Prado was also reportedly put in charge of a “targeted assassination unit,” that was never put into operation. (The CIA shifted to drones.) But according to Wright, the CIA handed over its hit squad operation to Blackwater, now called Academi, as a way “to kill people with precision, without getting caught.” Prado is said to have negotiated the deal to transfer the unit, which Wright wrote “marked the first time the U.S. government outsourced a covert assassination service to private enterprise.” As to whether the unit was then put into operation, two Blackwater contractors tell Wright the unit began “whacking people like crazy” beginning in 2008. Prado also popped up two years ago in a report by Jeremy Scahill of The Nation, in which the now ex-CIA Prado was discovered to have built up a network of foreign shell companies to hide Blackwater operations, beginning in 2004. The Nation also revealed that Prado pitched an e-mail in 2007 to the DEA, explaining that Blackwater could “do everything from everything from surveillance to ground truth to disruption operations,” carried out by foreign nationals, “so deniability is built in and should be a big plus.”

But it’s hard to say where Prado’s alleged criminal ties end.
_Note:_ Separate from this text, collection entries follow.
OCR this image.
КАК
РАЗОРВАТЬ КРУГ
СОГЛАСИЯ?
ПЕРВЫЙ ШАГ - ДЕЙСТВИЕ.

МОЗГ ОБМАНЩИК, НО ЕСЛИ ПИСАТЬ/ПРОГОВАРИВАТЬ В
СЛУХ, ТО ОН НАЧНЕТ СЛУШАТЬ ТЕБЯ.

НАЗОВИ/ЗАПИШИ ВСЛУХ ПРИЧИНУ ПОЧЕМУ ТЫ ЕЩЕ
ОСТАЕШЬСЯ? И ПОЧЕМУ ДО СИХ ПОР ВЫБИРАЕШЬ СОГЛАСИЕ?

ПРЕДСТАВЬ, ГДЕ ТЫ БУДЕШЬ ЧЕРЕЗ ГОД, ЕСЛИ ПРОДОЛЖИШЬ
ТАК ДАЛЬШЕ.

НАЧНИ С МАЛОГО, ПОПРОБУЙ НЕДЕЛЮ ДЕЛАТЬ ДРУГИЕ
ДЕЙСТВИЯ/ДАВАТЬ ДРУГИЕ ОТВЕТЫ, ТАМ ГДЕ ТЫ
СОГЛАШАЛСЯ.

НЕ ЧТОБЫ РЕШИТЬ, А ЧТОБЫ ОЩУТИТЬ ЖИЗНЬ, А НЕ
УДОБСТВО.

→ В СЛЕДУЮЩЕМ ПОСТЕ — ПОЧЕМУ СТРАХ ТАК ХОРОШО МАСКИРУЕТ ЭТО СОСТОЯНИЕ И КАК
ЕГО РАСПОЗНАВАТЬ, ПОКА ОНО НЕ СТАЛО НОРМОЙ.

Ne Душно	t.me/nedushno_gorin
It’s possibly his ties dried up, or moved on. Even mobsters, like Alberto San Pedro, retire. Another theory has it that Prado wanted to break his ties to the Miami underworld — and San Pedro — all along, and sought out legitimate employment in the military, in firefighting and the CIA as an escape. But, the theory goes, he stayed in because he still owed a debt to his patrons.

The other question involves the CIA itself. It’s no secret the agency has associated with dubious types, but the agency is also “notoriously risk averse,” Wright writes. Yet the agency is also protective. And letting Prado on board wouldn’t be the agency’s first intelligence failure.